Grupa około 180 polskich turystów koczowała na terenie portu lotniczego w Burgas w Bułgarii. Część osób spała nawet na ulicy. Nocleg w hotelu zapewniono jedynie rodzinom z małymi dziećmi. – Znów linie lotnicze Small Planet mają problemy z odbiorem pasażerów. Lot był planowo wyznaczony na 15:15 czasu bułgarskiego – informowała w piątek jedna z Polek. – Do hoteli zabierani są tylko turyści, którzy wykupili wczasy przez biura podróży. Pozostali, którzy kupili tylko bilet lotniczy, pozostawieni są bez żadnego zainteresowania – żaliła się.

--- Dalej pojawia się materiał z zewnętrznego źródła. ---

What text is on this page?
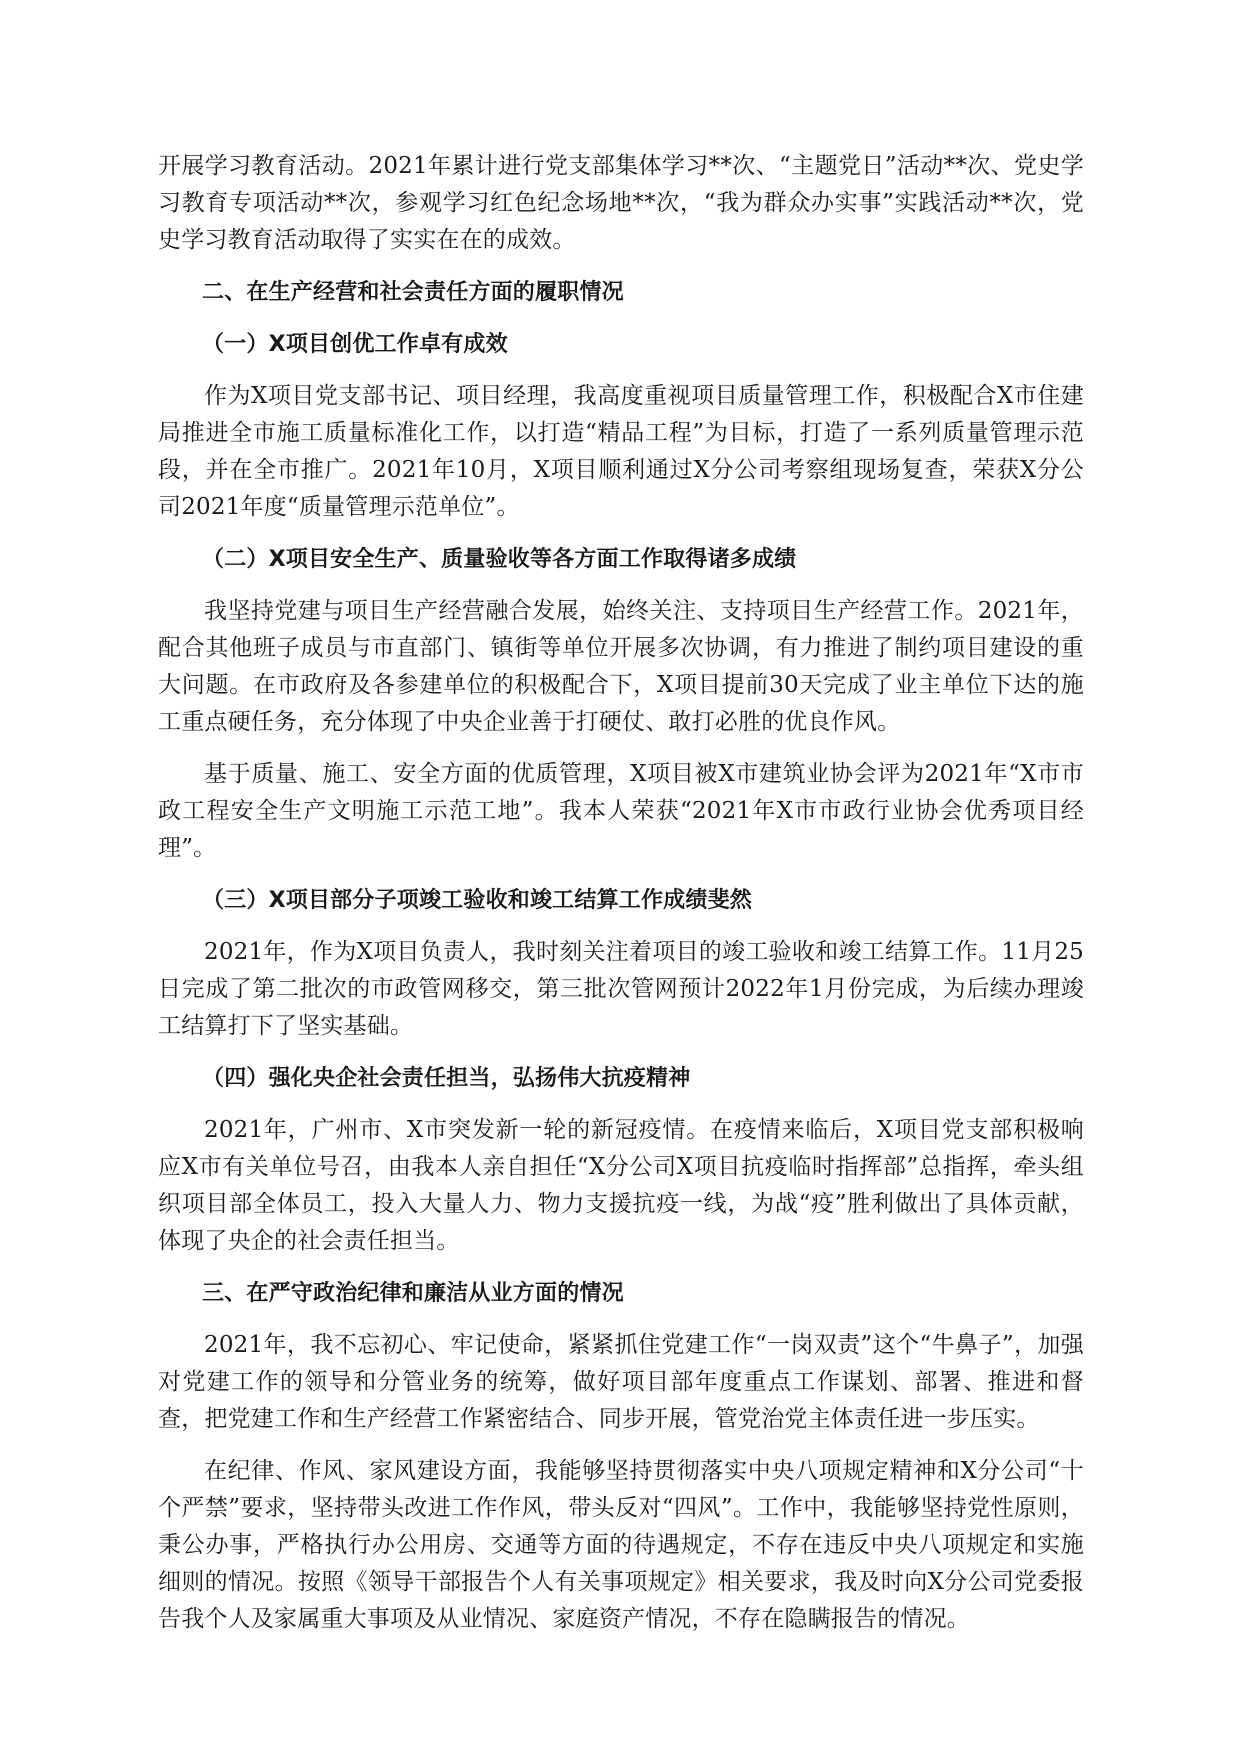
开展学习教育活动。2021年累计进行党支部集体学习**次、“主题党日”活动**次、党史学习教育专项活动**次，参观学习红色纪念场地**次，“我为群众办实事”实践活动**次，党史学习教育活动取得了实实在在的成效。

二、在生产经营和社会责任方面的履职情况

（一）X项目创优工作卓有成效

作为X项目党支部书记、项目经理，我高度重视项目质量管理工作，积极配合X市住建局推进全市施工质量标准化工作，以打造“精品工程”为目标，打造了一系列质量管理示范段，并在全市推广。2021年10月，X项目顺利通过X分公司考察组现场复查，荣获X分公司2021年度“质量管理示范单位”。

（二）X项目安全生产、质量验收等各方面工作取得诸多成绩

我坚持党建与项目生产经营融合发展，始终关注、支持项目生产经营工作。2021年，配合其他班子成员与市直部门、镇街等单位开展多次协调，有力推进了制约项目建设的重大问题。在市政府及各参建单位的积极配合下，X项目提前30天完成了业主单位下达的施工重点硬任务，充分体现了中央企业善于打硬仗、敢打必胜的优良作风。

基于质量、施工、安全方面的优质管理，X项目被X市建筑业协会评为2021年“X市市政工程安全生产文明施工示范工地”。我本人荣获“2021年X市市政行业协会优秀项目经理”。

（三）X项目部分子项竣工验收和竣工结算工作成绩斐然

2021年，作为X项目负责人，我时刻关注着项目的竣工验收和竣工结算工作。11月25日完成了第二批次的市政管网移交，第三批次管网预计2022年1月份完成，为后续办理竣工结算打下了坚实基础。

（四）强化央企社会责任担当，弘扬伟大抗疫精神

2021年，广州市、X市突发新一轮的新冠疫情。在疫情来临后，X项目党支部积极响应X市有关单位号召，由我本人亲自担任“X分公司X项目抗疫临时指挥部”总指挥，牵头组织项目部全体员工，投入大量人力、物力支援抗疫一线，为战“疫”胜利做出了具体贡献，体现了央企的社会责任担当。

三、在严守政治纪律和廉洁从业方面的情况

2021年，我不忘初心、牢记使命，紧紧抓住党建工作“一岗双责”这个“牛鼻子”，加强对党建工作的领导和分管业务的统筹，做好项目部年度重点工作谋划、部署、推进和督查，把党建工作和生产经营工作紧密结合、同步开展，管党治党主体责任进一步压实。

在纪律、作风、家风建设方面，我能够坚持贯彻落实中央八项规定精神和X分公司“十个严禁”要求，坚持带头改进工作作风，带头反对“四风”。工作中，我能够坚持党性原则，秉公办事，严格执行办公用房、交通等方面的待遇规定，不存在违反中央八项规定和实施细则的情况。按照《领导干部报告个人有关事项规定》相关要求，我及时向X分公司党委报告我个人及家属重大事项及从业情况、家庭资产情况，不存在隐瞒报告的情况。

Polacy mieli wrócić do kraju już w sobotę wieczorem. Przyczyną tak długiej zwłoki była awaria maszyny. – Usterka była bardzo prosta, ale konieczne były części, których nie ma w Polsce. Części musieliśmy sprowadzać, ale w piątek utknęły we Frankfurcie – tłumaczył w sobotę przedstawiciel firmy Small Planet Tomasz Ostojski. – Staramy się wynająć samolot, ale w szczycie sezonu wszyscy mają z tym problem – dodawał.
Według najnowszych informacji samolot z polskimi wczasowiczami z Burgas wylądował na lotnisku im. Jana Pawła II w Krakowie przed godziną 10:00.